Il faut que quelque chose de très personnel s’engage, que l’acceptation ordinaire des situations devienne insupportable, qu’on ne puisse pas faire autre chose que de dire non. Sans ce rapport de chacun à sa propre conscience, la désobéissance devient collective par simple mimétisme, ce n’est jamais qu’une autre forme d’obéissance.

Quel est le champ de cet engagement personnel ?

Il recouvre ce domaine d’actions que le penseur américain Henry D. Thoreau, qui a rédigé le premier manifeste sur la désobéissance civile, caractérise par un principe d’indélégabilité. Pour aimer, créer, marcher, penser, désobéir, on ne peut pas se faire remplacer. C’est ce que j’appelle la dimension éthique de la désobéissance. Non pas qu’elle serait toujours vertueuse – ça, c’est de la morale – mais elle engage le sujet au plus profond de lui.

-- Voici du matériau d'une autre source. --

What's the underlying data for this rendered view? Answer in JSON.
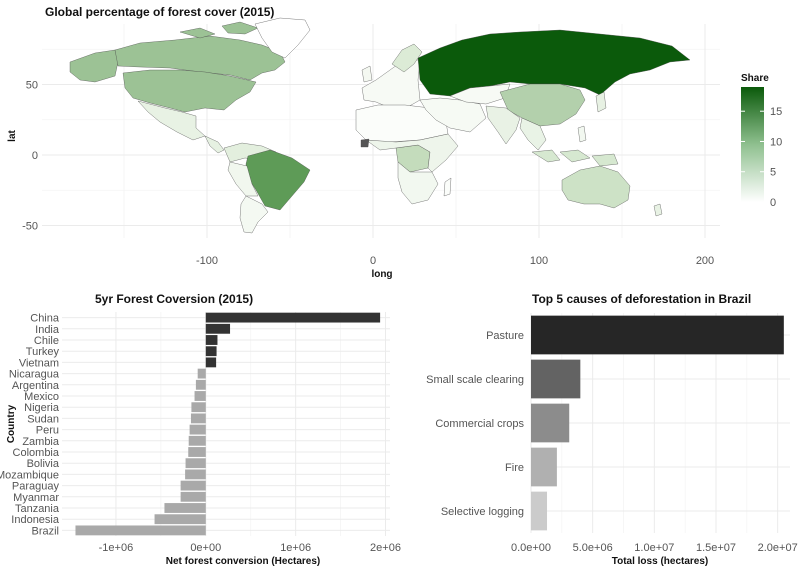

Vous évoquez une monstruosité de l’obéissance. Qu’entendez-vous par là ?

Comme dans les films de Dino Risi, il y a les monstres et les nouveaux monstres. Au XIXe siècle, on désignait comme monstres des individus sans éducation, esclaves de leurs pulsions primitives. C’est la leçon des Lumières : s’humaniser, c’est apprendre à se plier à la loi commune, toute bonne éducation passe par l’obéissance.

La rupture du XXe siècle, marqué par les horreurs du totalitarisme nazi ou communiste, c’est l’apparition d’une nouvelle forme d’obéissance automatique, aveugle, machinique, fanatisée, que décrit Hannah Arendt en parlant de « banalité du mal » au moment de rendre compte du procès Eichmann. Ce n’est plus l’opposition humanité-bestialité qui joue alors mais celle de l’humain et du machinique : le nouveau monstre obéit froidement, comme une machine.

« Face à la perspective d’une catastrophe imminente, on sent bien que les solutions classiques ne suffisent plus »

En sacralisant les lois du marché, le néolibéralisme, hélas, ne nous a pas permis de sortir de cette nouvelle forme de monstruosité : on se soumet à des diktats économiques sans considérer les conséquences humaines. Désobéir alors, c’est juste arrêter d’appliquer aveuglément des recettes au nom d’une supposée « vérité du marché » et introduire un peu d’humanité.

Comment distinguer les différentes formes de désobéissance ?

Le premier grand domaine recouvre les infractions délictuelles, criminelles et autres transgressions de la loi. Elles sont caractérisées par leur clandestinité, la quête à la fois du profit personnel et de l’impunité. Au contraire, la désobéissance civile revendique d’être d’intérêt public : on se bat pour des valeurs universelles. Son autre grande caractéristique, c’est le choix de modalités non violentes dans l’expression de son refus.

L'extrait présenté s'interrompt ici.